People, especially with time are very likely to adapt the ways of their new habitat. There won’t be much of a threat that the new Europeans will force us all to adapt their cultural ways. No one is going to force you. I guess we Europeans are so scared because we have a history of changing the societies completely especially in North America and Australia, but also in parts of Africa and South America. Well, the immigrants are not coming here to do the same. They are not coming with their armies and flags.

Islam is not really a threat in Europe. Many disagree with this and manifest it with exaggerated if only verbal hostility. And then there are few who need fists and knives to express their emotions. Then others rather patronisingly feel that in the name of tolerance – what a terrible term – they must automatically approve everything anyone may want to do. That causes a problem with the formerly mentioned group and this conflict, together with years of negative PR by media contributes to the problem which for the most part is a problem because it has been so completely blown out of proportion.

Well, of course there are some problems.

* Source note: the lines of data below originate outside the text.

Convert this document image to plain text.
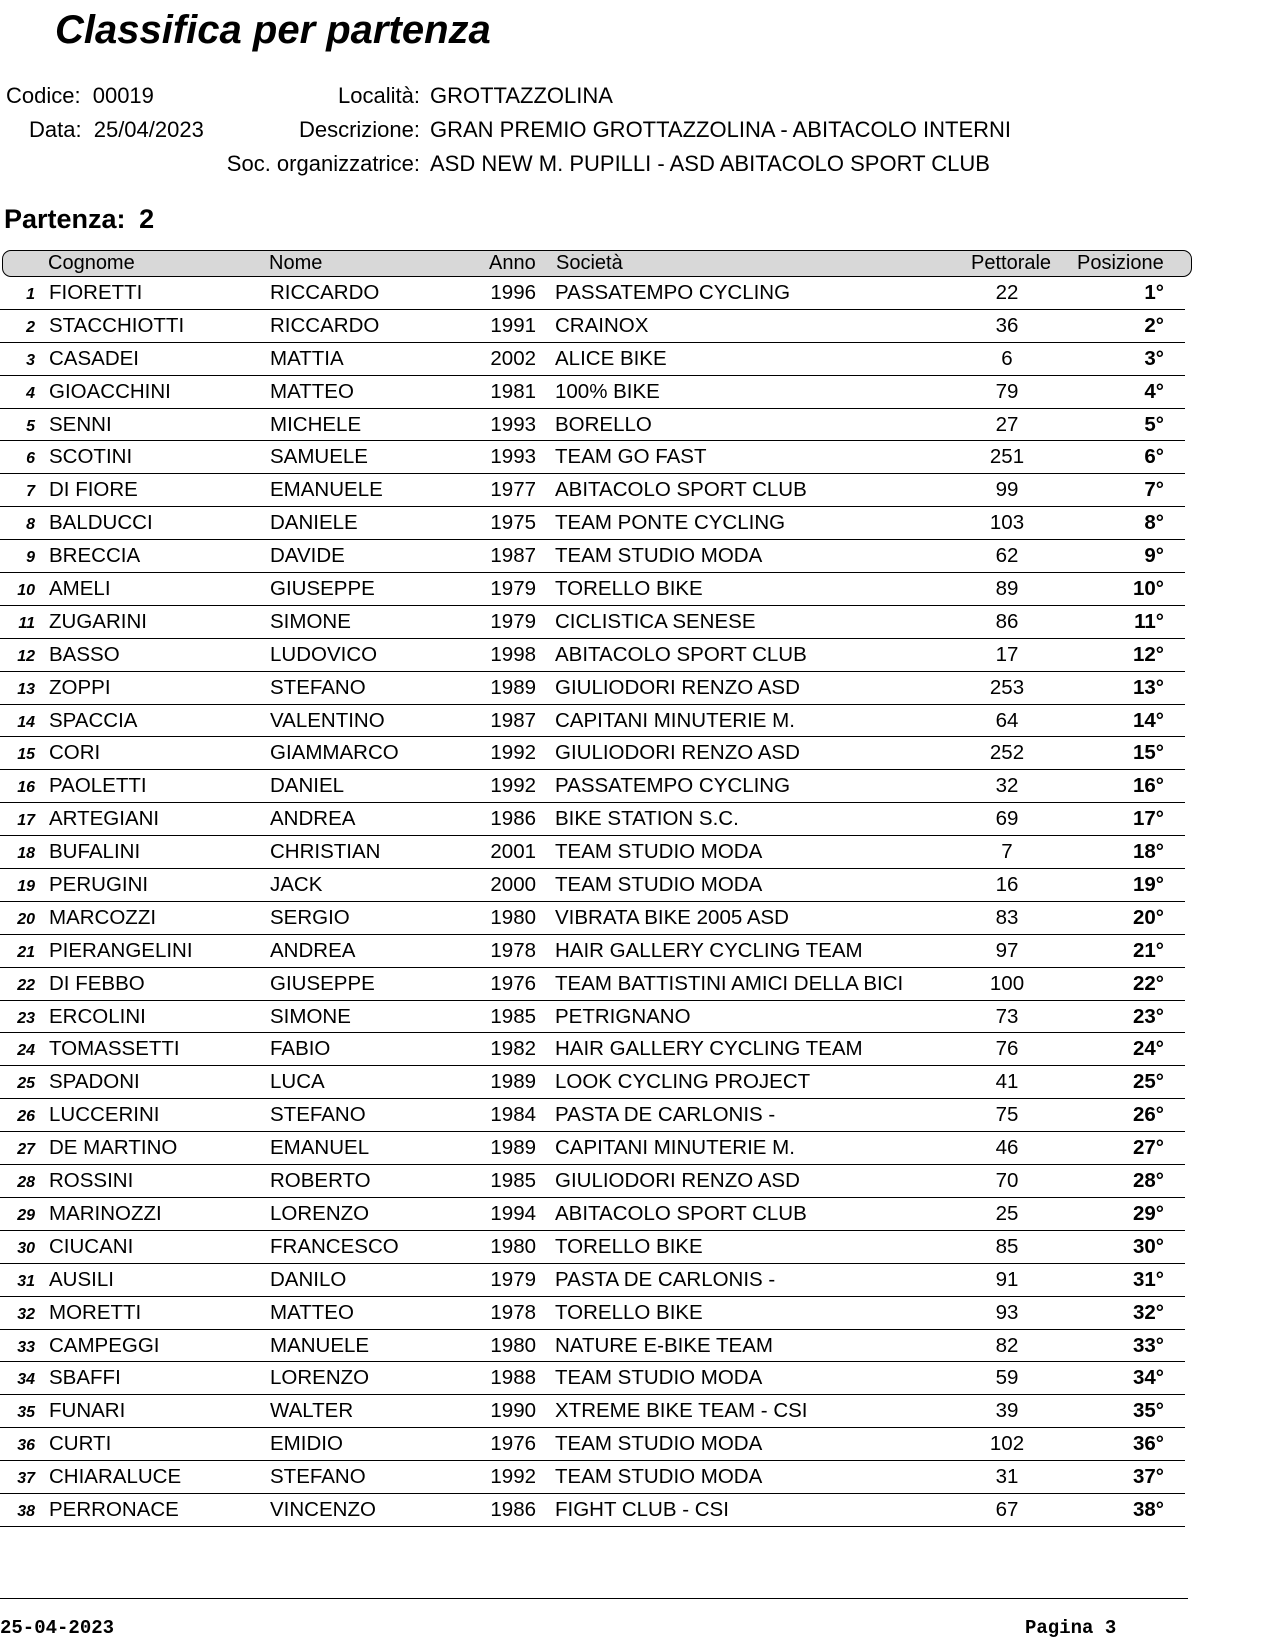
Classifica per partenza
Codice: 00019
Data: 25/04/2023
Località: GROTTAZZOLINA
Descrizione: GRAN PREMIO GROTTAZZOLINA - ABITACOLO INTERNI
Soc. organizzatrice: ASD NEW M. PUPILLI - ASD ABITACOLO SPORT CLUB
Partenza: 2
Cognome	Nome	Anno Società	Pettorale Posizione
1 FIORETTI	RICCARDO	1996 PASSATEMPO CYCLING	22	1°
2 STACCHIOTTI	RICCARDO	1991 CRAINOX	36	2°
3 CASADEI	MATTIA	2002 ALICE BIKE	6	3°
4 GIOACCHINI	MATTEO	1981 100% BIKE	79	4°
5 SENNI	MICHELE	1993 BORELLO	27	5°
6 SCOTINI	SAMUELE	1993 TEAM GO FAST	251	6°
7 DI FIORE	EMANUELE	1977 ABITACOLO SPORT CLUB	99	7°
8 BALDUCCI	DANIELE	1975 TEAM PONTE CYCLING	103	8°
9 BRECCIA	DAVIDE	1987 TEAM STUDIO MODA	62	9°
10 AMELI	GIUSEPPE	1979 TORELLO BIKE	89	10°
11 ZUGARINI	SIMONE	1979 CICLISTICA SENESE	86	11°
12 BASSO	LUDOVICO	1998 ABITACOLO SPORT CLUB	17	12°
13 ZOPPI	STEFANO	1989 GIULIODORI RENZO ASD	253	13°
14 SPACCIA	VALENTINO	1987 CAPITANI MINUTERIE M.	64	14°
15 CORI	GIAMMARCO	1992 GIULIODORI RENZO ASD	252	15°
16 PAOLETTI	DANIEL	1992 PASSATEMPO CYCLING	32	16°
17 ARTEGIANI	ANDREA	1986 BIKE STATION S.C.	69	17°
18 BUFALINI	CHRISTIAN	2001 TEAM STUDIO MODA	7	18°
19 PERUGINI	JACK	2000 TEAM STUDIO MODA	16	19°
20 MARCOZZI	SERGIO	1980 VIBRATA BIKE 2005 ASD	83	20°
21 PIERANGELINI	ANDREA	1978 HAIR GALLERY CYCLING TEAM	97	21°
22 DI FEBBO	GIUSEPPE	1976 TEAM BATTISTINI AMICI DELLA BICI	100	22°
23 ERCOLINI	SIMONE	1985 PETRIGNANO	73	23°
24 TOMASSETTI	FABIO	1982 HAIR GALLERY CYCLING TEAM	76	24°
25 SPADONI	LUCA	1989 LOOK CYCLING PROJECT	41	25°
26 LUCCERINI	STEFANO	1984 PASTA DE CARLONIS -	75	26°
27 DE MARTINO	EMANUEL	1989 CAPITANI MINUTERIE M.	46	27°
28 ROSSINI	ROBERTO	1985 GIULIODORI RENZO ASD	70	28°
29 MARINOZZI	LORENZO	1994 ABITACOLO SPORT CLUB	25	29°
30 CIUCANI	FRANCESCO	1980 TORELLO BIKE	85	30°
31 AUSILI	DANILO	1979 PASTA DE CARLONIS -	91	31°
32 MORETTI	MATTEO	1978 TORELLO BIKE	93	32°
33 CAMPEGGI	MANUELE	1980 NATURE E-BIKE TEAM	82	33°
34 SBAFFI	LORENZO	1988 TEAM STUDIO MODA	59	34°
35 FUNARI	WALTER	1990 XTREME BIKE TEAM - CSI	39	35°
36 CURTI	EMIDIO	1976 TEAM STUDIO MODA	102	36°
37 CHIARALUCE	STEFANO	1992 TEAM STUDIO MODA	31	37°
38 PERRONACE	VINCENZO	1986 FIGHT CLUB - CSI	67	38°
25-04-2023	Pagina 3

To be honest, there have been incidents of violence by Moslems, but there have also been incidents by people of other faiths. As someone who doesn’t subscribe to any of the religions, I am feeling less threatened I guess, but let’s just say that the North American immigration debate has found many equally threatening things about Mexicans who aren’t Moslems so this really seems like a case of ‘there’s always something to worry about.’ Perhaps it just reminds the Europeans on their largely lost faith; something that not all have yet made peace with. The new European Christians are often also immigrants and they are not all that much more welcome either.

So let’s stop being so scared that it tempers with our critical faculty. Conversation is good, but from now on I have no time for the quasi-science and conveniently selective interpretation of studies by the people who feel threatened and take it out on the ‘other’. Because difference is different – not wrong. And that is alright. And immigration sceptics aren’t all uniform either. They are a diverse group I am sure. So are the ones opposing them just like the immigrants are. Generalisation works best in making flawed narrow misleading points and in setting up of apartheid-esque systems.

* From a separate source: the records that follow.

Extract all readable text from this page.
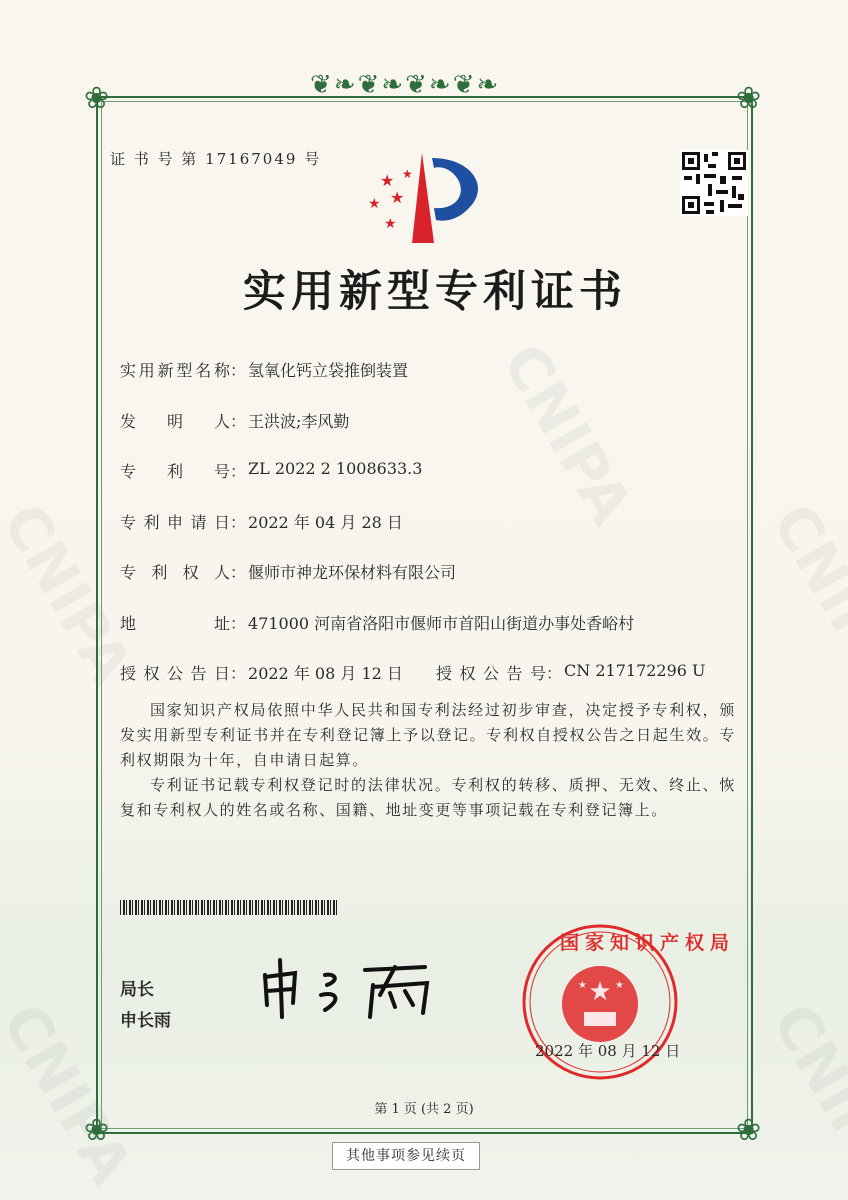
❦❧❦❧❦❧❦❧
❀	❀
❀	❀
证 书 号 第 17167049 号
★
★ ★
★
★
实用新型专利证书
实用新型名称 ： 氢氧化钙立袋推倒装置
发明人 ： 王洪波;李风勤
专利号 ： ZL 2022 2 1008633.3
专利申请日 ： 2022 年 04 月 28 日
专利权人 ： 偃师市神龙环保材料有限公司
地址 ： 471000 河南省洛阳市偃师市首阳山街道办事处香峪村
授权公告日 ： 2022 年 08 月 12 日 授权公告号 ： CN 217172296 U

国家知识产权局依照中华人民共和国专利法经过初步审查，决定授予专利权，颁发实用新型专利证书并在专利登记簿上予以登记。专利权自授权公告之日起生效。专利权期限为十年，自申请日起算。

专利证书记载专利权登记时的法律状况。专利权的转移、质押、无效、终止、恢复和专利权人的姓名或名称、国籍、地址变更等事项记载在专利登记簿上。

局长
申长雨
★
★	★
国家知识产权局
2022 年 08 月 12 日
第 1 页 (共 2 页)
其他事项参见续页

The criticism here is not on the debates about policies, but the bigots hiding behind them. Many societies have very dysfunctional immigration laws and integration systems (through the experiences of my wife I’ve witnessed one). My criticism is on fear-mongerers who debate on an arrogantly uninformed level of directly translating emotion into a supposedly rational argument. They plant the seed of doubt in the mind of the rest of us. What if? What if they are right? Perhaps I am still better off not taking a risk and hiring an immigrant. But if you want integration to happen you have to be part of it; not necessarily actively as long as you’re not actively sabotaging it either, and if you want it not to happen, and you want your country to opportunistically not participate in this segment of the globalisation then you must be realistic, say it and take the responsibility of it. Not just offer never ending problems and refusing the solutions.